MultiHeadAttention

public struct MultiHeadAttention<Element, Device> : LayerType, Codable where Element : RandomizableType, Device : DeviceType

Multi-Head Attention Layer following Attention Is All You Need.

  • Matrix multiplied with queries before dot product attention

    Declaration

    Swift

    public var qDense: Tensor<Element, Device>
  • Matrix multiplied with keys before dot product attention

    Declaration

    Swift

    public var kDense: Tensor<Element, Device>
  • Matrix multiplied with values before dot product attention

    Declaration

    Swift

    public var vDense: Tensor<Element, Device>
  • fc

    Matrix multiplied with result from dot product attention layer

    Declaration

    Swift

    public var fc: Tensor<Element, Device>
  • Undocumented

    Declaration

    Swift

    public var attn: ScaledDotProductAttention<Element, Device>
  • Undocumented

    Declaration

    Swift

    public var norm: LayerNorm<Element, Device>
  • Undocumented

    Declaration

    Swift

    public var dropout: Dropout<Element, Device>
  • Number of attention heads

    Declaration

    Swift

    public let heads: Int
  • Dimensionality of query and key vectors

    Declaration

    Swift

    public let keyDim: Int
  • Dimensionality of value vectors

    Declaration

    Swift

    public let valueDim: Int
  • Lat dimension of keys, queries and values before matrix multiplication

    Declaration

    Swift

    public let hiddenDim: Int
  • Declaration

    Swift

    public var parameters: [Tensor<Element, Device>] { get }
  • Declaration

    Swift

    public var parameterPaths: [WritableKeyPath<`Self`, Tensor<Element, Device>>] { get }
  • Multi-Head Attention Layer following Attention Is All You Need.

    Declaration

    Swift

    public init(heads: Int, hiddenDim: Int, keyDim: Int, valueDim: Int, dropout: Float = 0.1)

    Parameters

    heads

    Number of attention heads

    hiddenDim

    Last dimension of keys, queries and values

    keyDim

    Last dimesion of keys

    valueDim

    Intermediate last dimension of values

    dropout

    Dropout rate

  • Computes multi-head scaled dot product attention using the provided query, key and value vector as well as the provided mask.

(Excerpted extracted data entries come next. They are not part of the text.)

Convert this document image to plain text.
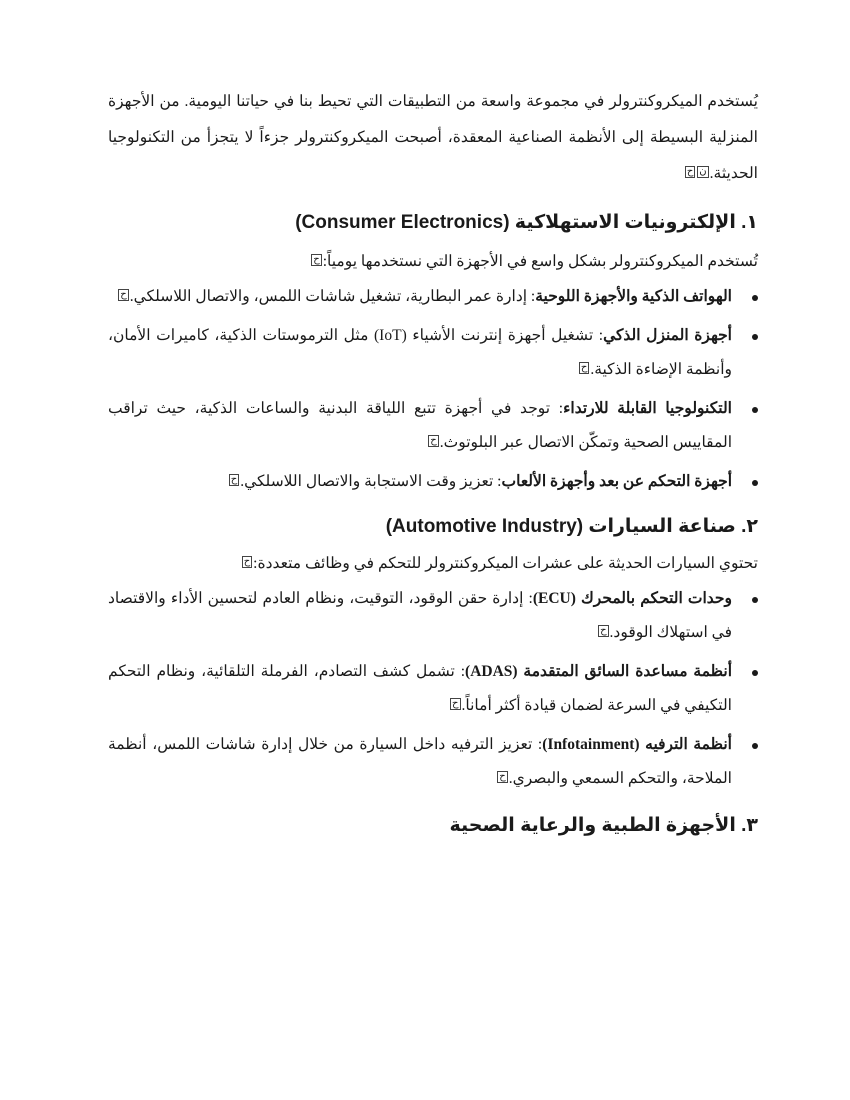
يُستخدم الميكروكنترولر في مجموعة واسعة من التطبيقات التي تحيط بنا في حياتنا اليومية. من الأجهزة المنزلية البسيطة إلى الأنظمة الصناعية المعقدة، أصبحت الميكروكنترولر جزءاً لا يتجزأ من التكنولوجيا الحديثة.نح

١. الإلكترونيات الاستهلاكية (Consumer Electronics)

تُستخدم الميكروكنترولر بشكل واسع في الأجهزة التي نستخدمها يومياً:ح

الهواتف الذكية والأجهزة اللوحية: إدارة عمر البطارية، تشغيل شاشات اللمس، والاتصال اللاسلكي.ح
أجهزة المنزل الذكي: تشغيل أجهزة إنترنت الأشياء (IoT) مثل الترموستات الذكية، كاميرات الأمان، وأنظمة الإضاءة الذكية.ح
التكنولوجيا القابلة للارتداء: توجد في أجهزة تتبع اللياقة البدنية والساعات الذكية، حيث تراقب المقاييس الصحية وتمكّن الاتصال عبر البلوتوث.ح
أجهزة التحكم عن بعد وأجهزة الألعاب: تعزيز وقت الاستجابة والاتصال اللاسلكي.ح
٢. صناعة السيارات (Automotive Industry)

تحتوي السيارات الحديثة على عشرات الميكروكنترولر للتحكم في وظائف متعددة:ح

وحدات التحكم بالمحرك (ECU): إدارة حقن الوقود، التوقيت، ونظام العادم لتحسين الأداء والاقتصاد في استهلاك الوقود.ح
أنظمة مساعدة السائق المتقدمة (ADAS): تشمل كشف التصادم، الفرملة التلقائية، ونظام التحكم التكيفي في السرعة لضمان قيادة أكثر أماناً.ح
أنظمة الترفيه (Infotainment): تعزيز الترفيه داخل السيارة من خلال إدارة شاشات اللمس، أنظمة الملاحة، والتحكم السمعي والبصري.ح
٣. الأجهزة الطبية والرعاية الصحية
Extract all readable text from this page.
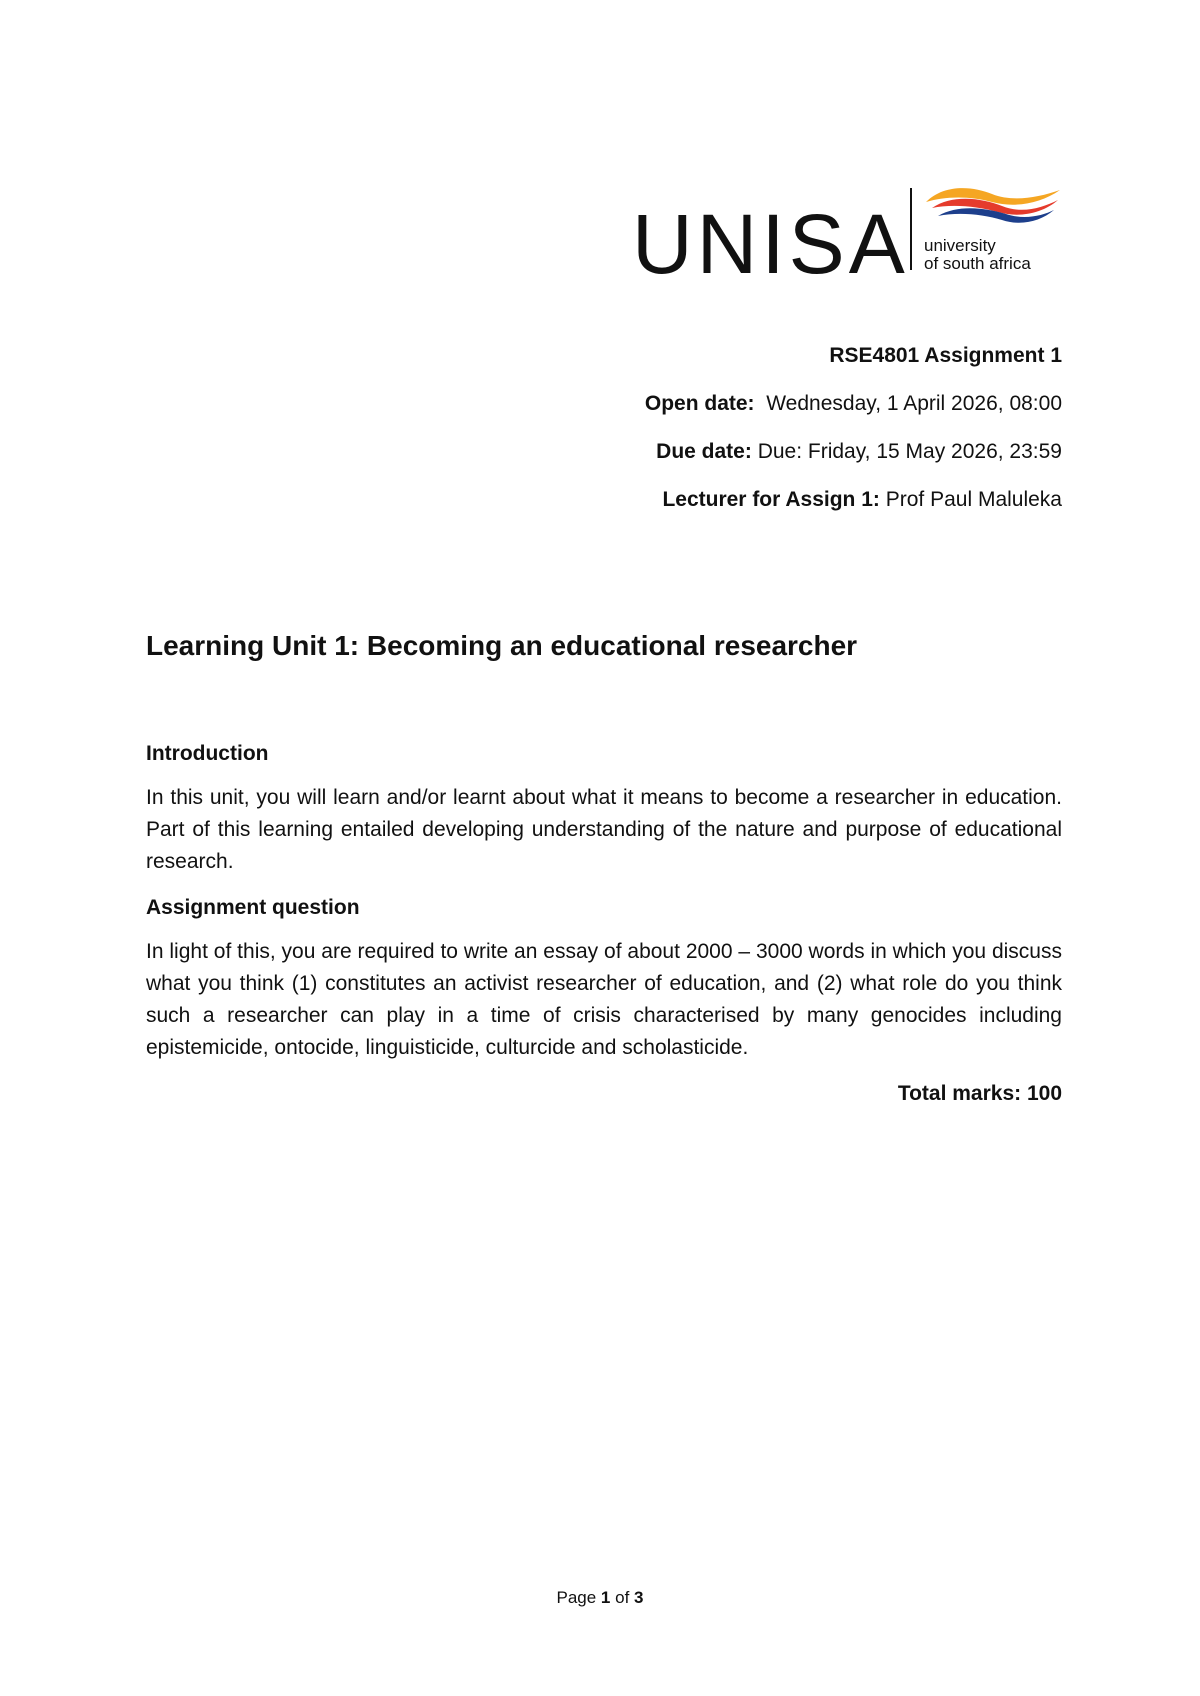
UNISA university
of south africa
RSE4801 Assignment 1
Open date: Wednesday, 1 April 2026, 08:00
Due date: Due: Friday, 15 May 2026, 23:59
Lecturer for Assign 1: Prof Paul Maluleka
Learning Unit 1: Becoming an educational researcher

Introduction

In this unit, you will learn and/or learnt about what it means to become a researcher in education. Part of this learning entailed developing understanding of the nature and purpose of educational research.

Assignment question

In light of this, you are required to write an essay of about 2000 – 3000 words in which you discuss what you think (1) constitutes an activist researcher of education, and (2) what role do you think such a researcher can play in a time of crisis characterised by many genocides including epistemicide, ontocide, linguisticide, culturcide and scholasticide.

Total marks: 100

Page 1 of 3
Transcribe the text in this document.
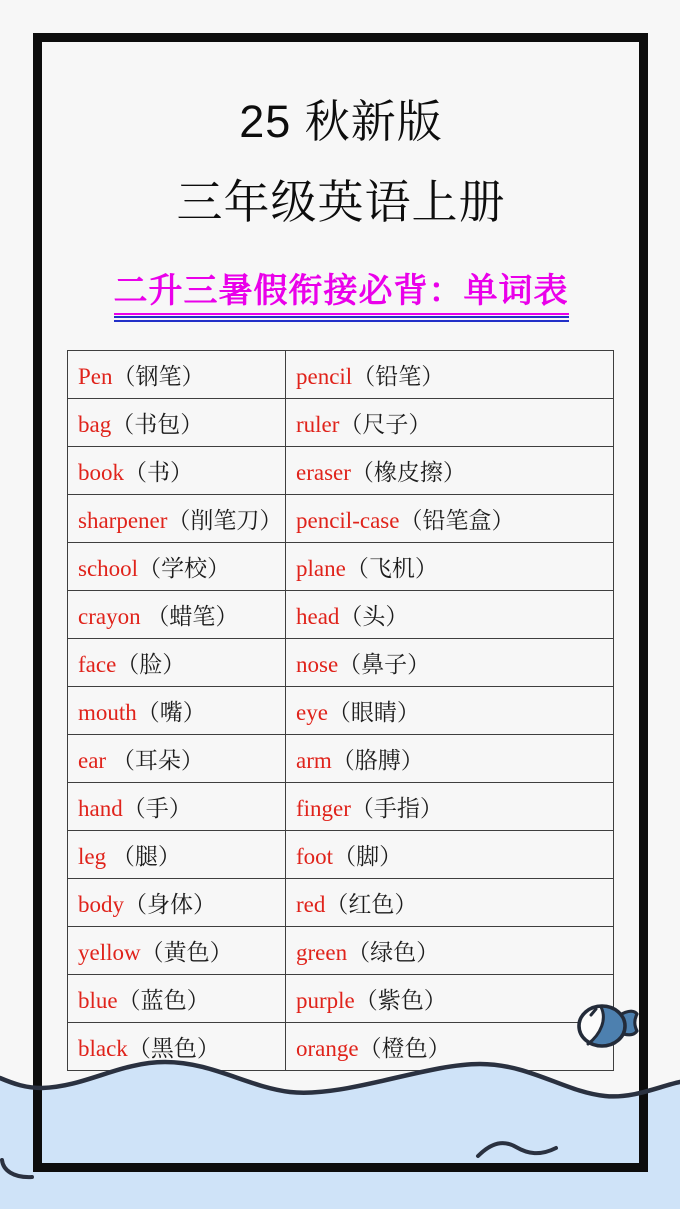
25 秋新版
三年级英语上册
二升三暑假衔接必背：单词表
Pen（钢笔）	pencil（铅笔）
bag（书包）	ruler（尺子）
book（书）	eraser（橡皮擦）
sharpener（削笔刀）	pencil-case（铅笔盒）
school（学校）	plane（飞机）
crayon （蜡笔）	head（头）
face（脸）	nose（鼻子）
mouth（嘴）	eye（眼睛）
ear （耳朵）	arm（胳膊）
hand（手）	finger（手指）
leg （腿）	foot（脚）
body（身体）	red（红色）
yellow（黄色）	green（绿色）
blue（蓝色）	purple（紫色）
black（黑色）	orange（橙色）
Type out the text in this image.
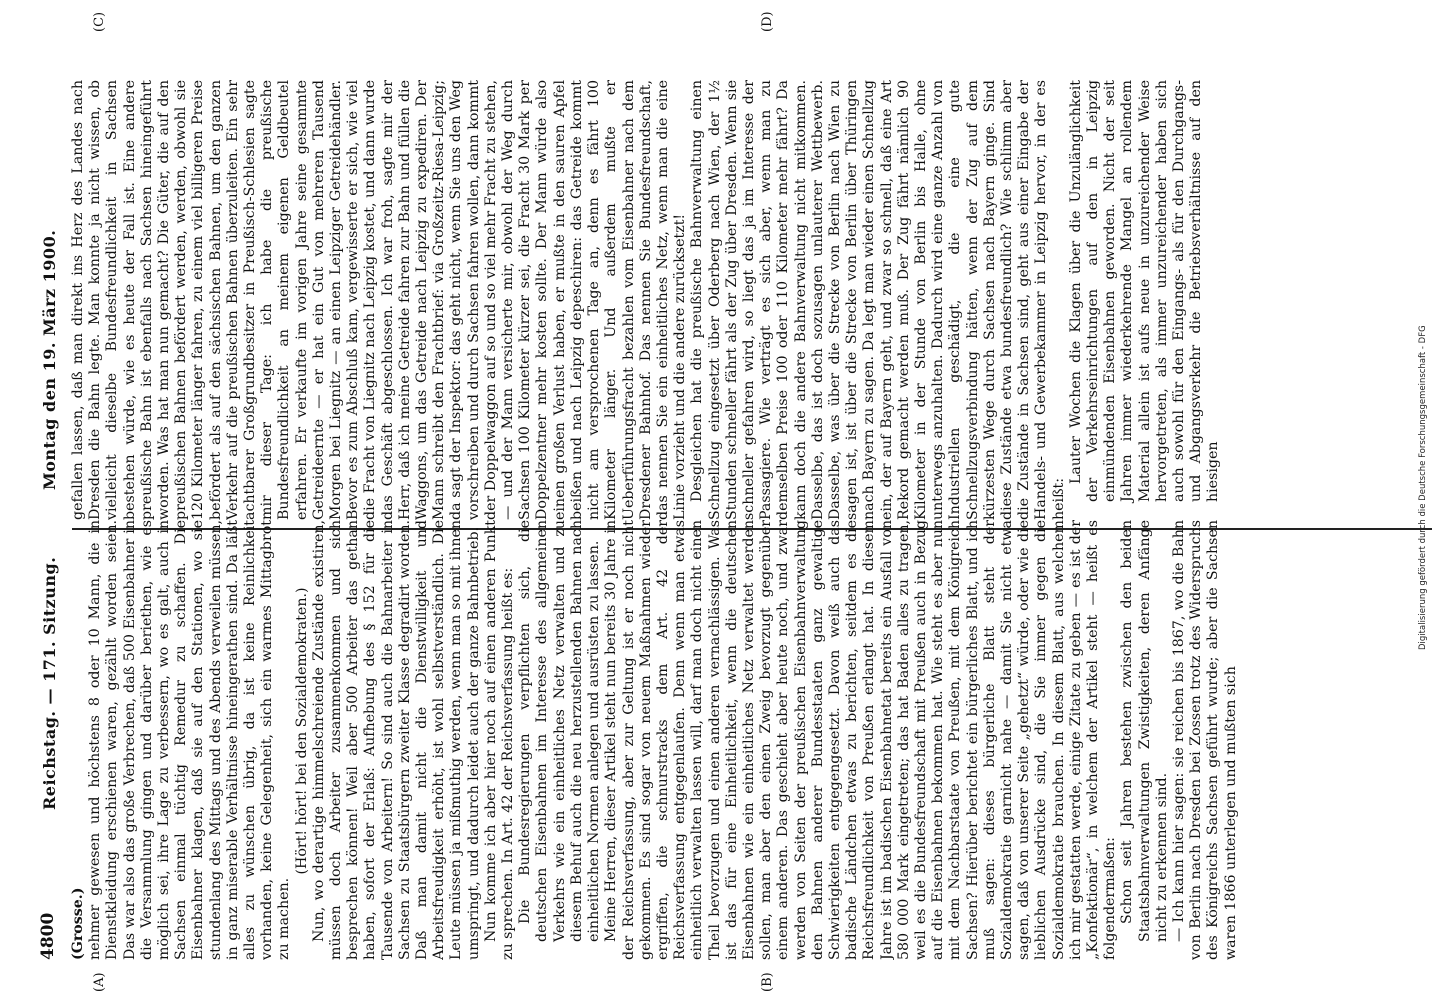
4800
Reichstag. — 171. Sitzung.
Montag den 19. März 1900.
(A)	(B)
(C)	(D)

(Grosse.) nehmer gewesen und höchstens 8 oder 10 Mann, die in Dienstkleidung erschienen waren, gezählt worden seien. Das war also das große Verbrechen, daß 500 Eisenbahner in die Versammlung gingen und darüber beriethen, wie es möglich sei, ihre Lage zu verbessern, wo es galt, auch in Sachsen einmal tüchtig Remedur zu schaffen. Die Eisenbahner klagen, daß sie auf den Stationen, wo sie stundenlang des Mittags und des Abends verweilen müssen, in ganz miserable Verhältnisse hineingerathen sind. Da läßt alles zu wünschen übrig, da ist keine Reinlichkeit vorhanden, keine Gelegenheit, sich ein warmes Mittagbrot zu machen.

(Hört! hört! bei den Sozialdemokraten.) Nun, wo derartige himmelschreiende Zustände existiren, müssen doch Arbeiter zusammenkommen und sich besprechen können! Weil aber 500 Arbeiter das gethan haben, sofort der Erlaß: Aufhebung des § 152 für die Tausende von Arbeitern! So sind auch die Bahnarbeiter in Sachsen zu Staatsbürgern zweiter Klasse degradirt worden. Daß man damit nicht die Dienstwilligkeit und Arbeitsfreudigkeit erhöht, ist wohl selbstverständlich. Die Leute müssen ja mißmuthig werden, wenn man so mit ihnen umspringt, und dadurch leidet auch der ganze Bahnbetrieb. Nun komme ich aber hier noch auf einen anderen Punkt zu sprechen. In Art. 42 der Reichsverfassung heißt es: Die Bundesregierungen verpflichten sich, die deutschen Eisenbahnen im Interesse des allgemeinen Verkehrs wie ein einheitliches Netz verwalten und zu diesem Behuf auch die neu herzustellenden Bahnen nach einheitlichen Normen anlegen und ausrüsten zu lassen. Meine Herren, dieser Artikel steht nun bereits 30 Jahre in der Reichsverfassung, aber zur Geltung ist er noch nicht gekommen. Es sind sogar von neuem Maßnahmen wieder ergriffen, die schnurstracks dem Art. 42 der Reichsverfassung entgegenlaufen. Denn wenn man etwas einheitlich verwalten lassen will, darf man doch nicht einen Theil bevorzugen und einen anderen vernachlässigen. Was ist das für eine Einheitlichkeit, wenn die deutschen Eisenbahnen wie ein einheitliches Netz verwaltet werden sollen, man aber den einen Zweig bevorzugt gegenüber einem anderen. Das geschieht aber heute noch, und zwar werden von Seiten der preußischen Eisenbahnverwaltung den Bahnen anderer Bundesstaaten ganz gewaltige Schwierigkeiten entgegengesetzt. Davon weiß auch das badische Ländchen etwas zu berichten, seitdem es die Reichsfreundlichkeit von Preußen erlangt hat. In diesem Jahre ist im badischen Eisenbahnetat bereits ein Ausfall von 580 000 Mark eingetreten; das hat Baden alles zu tragen, weil es die Bundesfreundschaft mit Preußen auch in Bezug auf die Eisenbahnen bekommen hat. Wie steht es aber nun mit dem Nachbarstaate von Preußen, mit dem Königreich Sachsen? Hierüber berichtet ein bürgerliches Blatt, und ich muß sagen: dieses bürgerliche Blatt steht der Sozialdemokratie garnicht nahe — damit Sie nicht etwa sagen, daß von unserer Seite „gehetzt“ würde, oder wie die lieblichen Ausdrücke sind, die Sie immer gegen die Sozialdemokratie brauchen. In diesem Blatt, aus welchem ich mir gestatten werde, einige Zitate zu geben — es ist der „Konfektionär“, in welchem der Artikel steht — heißt es folgendermaßen: Schon seit Jahren bestehen zwischen den beiden Staatsbahnverwaltungen Zwistigkeiten, deren Anfänge nicht zu erkennen sind. — Ich kann hier sagen: sie reichen bis 1867, wo die Bahn von Berlin nach Dresden bei Zossen trotz des Widerspruchs des Königreichs Sachsen geführt wurde; aber die Sachsen waren 1866 unterlegen und mußten sich

gefallen lassen, daß man direkt ins Herz des Landes nach Dresden die Bahn legte. Man konnte ja nicht wissen, ob vielleicht dieselbe Bundesfreundlichkeit in Sachsen bestehen würde, wie es heute der Fall ist. Eine andere preußische Bahn ist ebenfalls nach Sachsen hineingeführt worden. Was hat man nun gemacht? Die Güter, die auf den preußischen Bahnen befördert werden, werden, obwohl sie 120 Kilometer länger fahren, zu einem viel billigeren Preise befördert als auf den sächsischen Bahnen, um den ganzen Verkehr auf die preußischen Bahnen überzuleiten. Ein sehr achtbarer Großgrundbesitzer in Preußisch-Schlesien sagte mir dieser Tage: ich habe die preußische Bundesfreundlichkeit an meinem eigenen Geldbeutel erfahren. Er verkaufte im vorigen Jahre seine gesammte Getreideernte — er hat ein Gut von mehreren Tausend Morgen bei Liegnitz — an einen Leipziger Getreidehändler. Bevor es zum Abschluß kam, vergewisserte er sich, wie viel die Fracht von Liegnitz nach Leipzig kostet, und dann wurde das Geschäft abgeschlossen. Ich war froh, sagte mir der Herr, daß ich meine Getreide fahren zur Bahn und füllen die Waggons, um das Getreide nach Leipzig zu expediren. Der Mann schreibt den Frachtbrief: via Großzeitz-Riesa-Leipzig; da sagt der Inspektor: das geht nicht, wenn Sie uns den Weg vorschreiben und durch Sachsen fahren wollen, dann kommt der Doppelwaggon auf so und so viel mehr Fracht zu stehen, — und der Mann versicherte mir, obwohl der Weg durch Sachsen 100 Kilometer kürzer sei, die Fracht 30 Mark per Doppelzentner mehr kosten sollte. Der Mann würde also einen großen Verlust haben, er mußte in den sauren Apfel beißen und nach Leipzig depeschiren: das Getreide kommt nicht am versprochenen Tage an, denn es fährt 100 Kilometer länger. Und außerdem mußte er Ueberführungsfracht bezahlen vom Eisenbahner nach dem Dresdener Bahnhof. Das nennen Sie Bundesfreundschaft, das nennen Sie ein einheitliches Netz, wenn man die eine Linie vorzieht und die andere zurücksetzt! Desgleichen hat die preußische Bahnverwaltung einen Schnellzug eingesetzt über Oderberg nach Wien, der 1½ Stunden schneller fährt als der Zug über Dresden. Wenn sie schneller gefahren wird, so liegt das ja im Interesse der Passagiere. Wie verträgt es sich aber, wenn man zu demselben Preise 100 oder 110 Kilometer mehr fährt? Da kann doch die andere Bahnverwaltung nicht mitkommen. Dasselbe, das ist doch sozusagen unlauterer Wettbewerb. Dasselbe, was über die Strecke von Berlin nach Wien zu sagen ist, ist über die Strecke von Berlin über Thüringen nach Bayern zu sagen. Da legt man wieder einen Schnellzug ein, der auf Bayern geht, und zwar so schnell, daß eine Art Rekord gemacht werden muß. Der Zug fährt nämlich 90 Kilometer in der Stunde von Berlin bis Halle, ohne unterwegs anzuhalten. Dadurch wird eine ganze Anzahl von Industriellen geschädigt, die eine gute Schnellzugsverbindung hätten, wenn der Zug auf dem kürzesten Wege durch Sachsen nach Bayern ginge. Sind diese Zustände etwa bundesfreundlich? Wie schlimm aber die Zustände in Sachsen sind, geht aus einer Eingabe der Handels- und Gewerbekammer in Leipzig hervor, in der es heißt:

Lauter Wochen die Klagen über die Unzulänglichkeit der Verkehrseinrichtungen auf den in Leipzig einmündenden Eisenbahnen geworden. Nicht der seit Jahren immer wiederkehrende Mangel an rollendem Material allein ist aufs neue in unzureichender Weise hervorgetreten, als immer unzureichender haben sich auch sowohl für den Eingangs- als für den Durchgangs- und Abgangsverkehr die Betriebsverhältnisse auf den hiesigen	Digitalisierung gefördert durch die Deutsche Forschungsgemeinschaft - DFG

    Additionally applies dropout, a residual connection and layer normalization.

    Declaration

    Swift

    public func callAsFunction(_ inputs: (q: Tensor<Element, Device>, k: Tensor<Element, Device>, v: Tensor<Element, Device>, mask: Tensor<Element, Device>?)) -> Tensor<Element, Device>

    Parameters

    inputs

    Tuple containing queries of shape [batchSize, queryCount, hiddenDim], keys of shape [batchSize, keyCount, hiddenDim] and values of shape [batchSize, valueCount, hiddenDim] as well as an optional mask that may be used to prevent attention to certain elements outside of the batch or in future timesteps. Mask must be broadcastable to shape [batchSize, heads, queryCount, keyCount] and have 1 entries for all elements that should be blocked.

    Return Value

    Normalized scaled dot product attended values